Max Verstappen returns to the Nurburgring Nordschleife this weekend, but the two four-hour races on Saturday and Sunday are not quite what their name suggests. The qualifying races for the 24 Hours of the Nurburgring do not directly determine the grid for the main event. What they do determine is something almost as important.
How the Top Q3 System Works
This year the Nurburgring organisers have overhauled the qualifying format for the 24-hour race to make it resemble Formula 1 more closely. The key addition is a Top Q3 session reserved for the fastest cars, and places in that session can be secured in advance through strong performances across the NLS races and this weekend's qualifying races.

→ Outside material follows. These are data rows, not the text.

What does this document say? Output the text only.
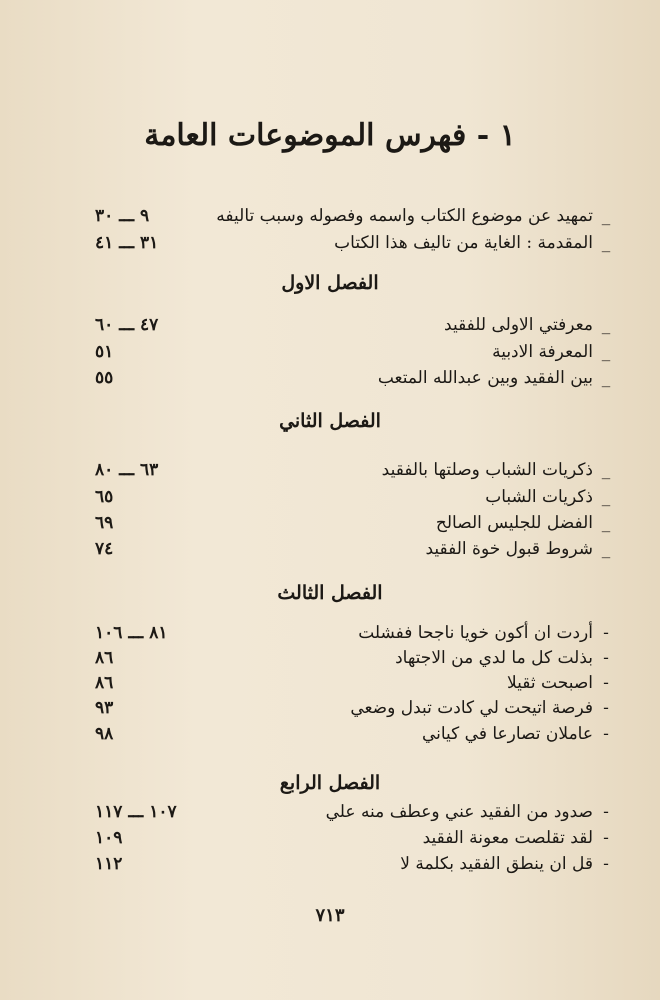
١ - فهرس الموضوعات العامة
_
تمهيد عن موضوع الكتاب واسمه وفصوله وسبب تاليفه
٩ ـــ ٣٠
_
المقدمة : الغاية من تاليف هذا الكتاب
٣١ ـــ ٤١
الفصل الاول
_
معرفتي الاولى للفقيد
٤٧ ـــ ٦٠
_
المعرفة الادبية
٥١
_
بين الفقيد وبين عبدالله المتعب
٥٥
الفصل الثاني
_
ذكريات الشباب وصلتها بالفقيد
٦٣ ـــ ٨٠
_
ذكريات الشباب
٦٥
_
الفضل للجليس الصالح
٦٩
_
شروط قبول خوة الفقيد
٧٤
الفصل الثالث
-
أردت ان أكون خويا ناجحا ففشلت
٨١ ـــ ١٠٦
-
بذلت كل ما لدي من الاجتهاد
٨٦
-
اصبحت ثقيلا
٨٦
-
فرصة اتيحت لي كادت تبدل وضعي
٩٣
-
عاملان تصارعا في كياني
٩٨
الفصل الرابع
-
صدود من الفقيد عني وعطف منه علي
١٠٧ ـــ ١١٧
-
لقد تقلصت معونة الفقيد
١٠٩
-
قل ان ينطق الفقيد بكلمة لا
١١٢
٧١٣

Up to six cars can earn their Top Q3 ticket before the main 24-hour weekend even begins. During the NLS races, tickets were awarded to the fastest driver across all qualifying sessions combined and to the winners of the races, with sector times from different laps combined into theoretical fastest laps rather than actual single lap times.
This weekend, three more tickets are up for grabs. One goes to the car that sets the fastest time in the dedicated top qualifying session on Sunday. The other two go to the cars with the theoretically fastest race laps across the two four-hour races, again calculated by combining the best individual sector times from across the weekend.
Where Verstappen's Team Stands
Verstappen Racing do not currently hold a Top Q3 ticket. They won the NLS2 race earlier in the season but were disqualified afterwards for using one too many tyre sets, which cost them any points or credits they would have earned from that result. This weekend gives them a direct chance to put that right.
If it does not go to plan, it is not the end of the road. Teams can still qualify for Top Q3 during the regular qualifying session at the 24-hour race weekend itself. But earning a ticket this weekend would make the preparation smoother and remove one variable from an already complex event.